Genau das spiegelt sich an den Börsen wider. Zahlreiche große und kleine Indizes haben durch den Januar-Rutsch obere Wendeformationen gebildet und sind mit dynamischen Verkaufssignalen nach unten durchgerutscht. Im Dax fand die Entscheidung auf dem Niveau um 9800 statt. Diese Verkaufssignale eröffnen ein Abwärtspotenzial mindestens wie in der Baisse von 2011. Im Dax reicht das theoretische Risiko, wie vor einer Woche an dieser Stelle beschrieben, nach wie vor bis etwa 7500 Punkte. Dabei wären die Verluste noch nicht so hoch wie in der Finanzkrise 2008/09.
In den vergangenen Tagen hat sich an der schwachen Tendenz im Dax nichts geändert. Dass der Index mit 8700 am 11. Februar ein neues Tief markiert hat, bestätigt die Baisse. Ein einziger Dax-Wert, Adidas, notiert noch über seiner 200-Tage-Linie, 29 meist weit darunter. Das ist eine Negativ-Quote von 97 Prozent und damit felsenfeste Baisse-Tendenz.
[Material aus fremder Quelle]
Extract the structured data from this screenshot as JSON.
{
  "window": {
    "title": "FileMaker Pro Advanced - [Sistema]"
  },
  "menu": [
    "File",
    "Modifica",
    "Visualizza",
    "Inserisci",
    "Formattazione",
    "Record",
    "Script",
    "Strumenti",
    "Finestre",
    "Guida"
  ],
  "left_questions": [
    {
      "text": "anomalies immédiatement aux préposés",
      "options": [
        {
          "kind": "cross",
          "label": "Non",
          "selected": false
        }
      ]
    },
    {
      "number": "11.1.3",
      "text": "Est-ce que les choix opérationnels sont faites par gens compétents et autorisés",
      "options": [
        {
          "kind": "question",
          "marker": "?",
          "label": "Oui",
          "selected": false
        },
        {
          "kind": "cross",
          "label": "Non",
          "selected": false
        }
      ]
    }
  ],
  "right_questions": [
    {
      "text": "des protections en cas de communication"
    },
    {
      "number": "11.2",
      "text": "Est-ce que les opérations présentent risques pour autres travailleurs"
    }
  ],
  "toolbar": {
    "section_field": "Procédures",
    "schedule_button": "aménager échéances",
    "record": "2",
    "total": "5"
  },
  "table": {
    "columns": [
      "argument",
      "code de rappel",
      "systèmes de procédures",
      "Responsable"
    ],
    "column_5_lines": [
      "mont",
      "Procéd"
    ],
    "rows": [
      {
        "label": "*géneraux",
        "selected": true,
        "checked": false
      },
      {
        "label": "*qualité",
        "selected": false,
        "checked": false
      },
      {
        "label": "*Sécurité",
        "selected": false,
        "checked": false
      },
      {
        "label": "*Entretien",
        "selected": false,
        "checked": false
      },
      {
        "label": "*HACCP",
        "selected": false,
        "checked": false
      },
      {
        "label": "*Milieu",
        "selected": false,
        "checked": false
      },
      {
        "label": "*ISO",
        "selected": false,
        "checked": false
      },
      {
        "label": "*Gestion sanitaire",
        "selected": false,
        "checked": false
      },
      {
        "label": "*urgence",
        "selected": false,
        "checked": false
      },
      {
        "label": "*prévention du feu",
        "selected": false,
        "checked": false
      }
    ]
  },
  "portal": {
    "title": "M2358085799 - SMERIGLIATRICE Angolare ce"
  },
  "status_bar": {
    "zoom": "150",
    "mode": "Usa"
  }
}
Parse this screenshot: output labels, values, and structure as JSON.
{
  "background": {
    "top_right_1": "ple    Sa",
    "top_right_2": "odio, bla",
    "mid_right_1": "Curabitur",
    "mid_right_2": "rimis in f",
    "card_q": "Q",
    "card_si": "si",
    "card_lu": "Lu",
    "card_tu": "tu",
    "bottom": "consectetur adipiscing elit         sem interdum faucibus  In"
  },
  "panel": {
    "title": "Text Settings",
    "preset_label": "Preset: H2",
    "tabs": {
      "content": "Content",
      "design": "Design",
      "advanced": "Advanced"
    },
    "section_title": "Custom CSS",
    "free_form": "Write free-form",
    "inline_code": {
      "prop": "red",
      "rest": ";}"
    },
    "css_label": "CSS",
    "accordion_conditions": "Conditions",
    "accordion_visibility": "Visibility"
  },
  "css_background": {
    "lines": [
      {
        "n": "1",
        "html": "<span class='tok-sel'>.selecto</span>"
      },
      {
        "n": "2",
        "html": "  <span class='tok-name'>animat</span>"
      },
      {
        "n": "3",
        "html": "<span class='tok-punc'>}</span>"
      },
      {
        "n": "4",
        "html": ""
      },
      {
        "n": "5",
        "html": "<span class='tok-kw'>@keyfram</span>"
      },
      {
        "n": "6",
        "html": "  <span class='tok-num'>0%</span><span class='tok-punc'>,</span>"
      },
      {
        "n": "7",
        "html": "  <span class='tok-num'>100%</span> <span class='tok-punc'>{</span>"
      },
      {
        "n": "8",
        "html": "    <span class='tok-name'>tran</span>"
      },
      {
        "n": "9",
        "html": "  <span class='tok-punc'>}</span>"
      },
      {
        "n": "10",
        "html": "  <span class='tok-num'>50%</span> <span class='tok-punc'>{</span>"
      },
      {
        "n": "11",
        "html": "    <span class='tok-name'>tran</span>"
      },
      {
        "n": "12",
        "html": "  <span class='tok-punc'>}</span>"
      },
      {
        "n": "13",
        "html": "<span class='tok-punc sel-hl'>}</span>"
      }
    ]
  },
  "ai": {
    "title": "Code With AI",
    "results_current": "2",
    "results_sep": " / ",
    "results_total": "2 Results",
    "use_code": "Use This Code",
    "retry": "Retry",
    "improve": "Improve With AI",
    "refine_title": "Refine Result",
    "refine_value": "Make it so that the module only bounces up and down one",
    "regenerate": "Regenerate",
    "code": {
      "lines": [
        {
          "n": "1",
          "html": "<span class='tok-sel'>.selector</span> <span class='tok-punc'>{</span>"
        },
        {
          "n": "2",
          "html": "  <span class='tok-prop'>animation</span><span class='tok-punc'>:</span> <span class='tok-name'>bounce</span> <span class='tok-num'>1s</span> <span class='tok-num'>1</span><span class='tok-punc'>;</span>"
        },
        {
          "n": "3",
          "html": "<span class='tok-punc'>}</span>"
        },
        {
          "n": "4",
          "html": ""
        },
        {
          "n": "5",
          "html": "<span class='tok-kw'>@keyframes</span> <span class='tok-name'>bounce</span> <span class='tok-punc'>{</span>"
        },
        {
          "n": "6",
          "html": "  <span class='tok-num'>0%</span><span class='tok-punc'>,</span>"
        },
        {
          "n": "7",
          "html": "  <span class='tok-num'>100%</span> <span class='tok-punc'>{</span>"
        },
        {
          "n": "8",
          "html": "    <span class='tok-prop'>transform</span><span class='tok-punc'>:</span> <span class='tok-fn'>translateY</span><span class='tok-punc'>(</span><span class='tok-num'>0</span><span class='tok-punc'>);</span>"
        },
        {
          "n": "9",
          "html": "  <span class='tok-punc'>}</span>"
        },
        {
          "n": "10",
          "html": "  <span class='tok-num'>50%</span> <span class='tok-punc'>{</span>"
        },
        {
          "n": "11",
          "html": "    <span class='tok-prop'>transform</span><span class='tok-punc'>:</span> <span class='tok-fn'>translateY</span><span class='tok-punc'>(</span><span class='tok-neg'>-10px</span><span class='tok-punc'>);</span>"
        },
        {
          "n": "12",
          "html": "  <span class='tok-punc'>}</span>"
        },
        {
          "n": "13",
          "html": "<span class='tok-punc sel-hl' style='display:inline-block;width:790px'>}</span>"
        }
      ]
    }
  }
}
Immerhin, dieser Wert ist schon wieder so extrem negativ, dass schnelle, heftige Zwischenerholungen möglich sind.
Heute (12. Februar) ist das vor allem bei der Commerzbank der Fall, die einen überraschend starken Gewinn melden kann – und deren Aktien auch die der Deutsche Bank mit nach oben ziehen.
Der Gewinn der Commerzbank im Vergleich zu den horrenden Verlusten der Deutschen Bank ist durchaus ein Hoffnungszeichen: Er zeigt, dass eine Bank nach der Sanierung wieder Geld verdienen kann. Allerdings war die Aktie der Commerzbank nach der Finanzkrise zwischenzeitlich um 97 Prozent gesunken und die Sanierung hat viele, mühevolle Jahre gedauert. Bei der Deutschen Bank hat die Sanierung gerade erst angefangen.
Fazit für den Dax: Die übergeordnete Tendenz bleibt weiter abwärts gerichtet, nach oben sind allenfalls kurzfristige Erholungen möglich. Um die alte Hausse wieder fortzusetzen, müsste der Dax über 11.500 klettern. Zu einem solchen Kraftakt dürfte der Markt auf absehbare Zeit nicht in der Lage sein. Für die nächsten Wochen ist bestenfalls mit hohen Schwankungen zu rechnen – es kann aber auch noch deutlich tiefer gehen. Die nächste Station wäre dann das alte Hoch im Bereich 8200 bis 8300.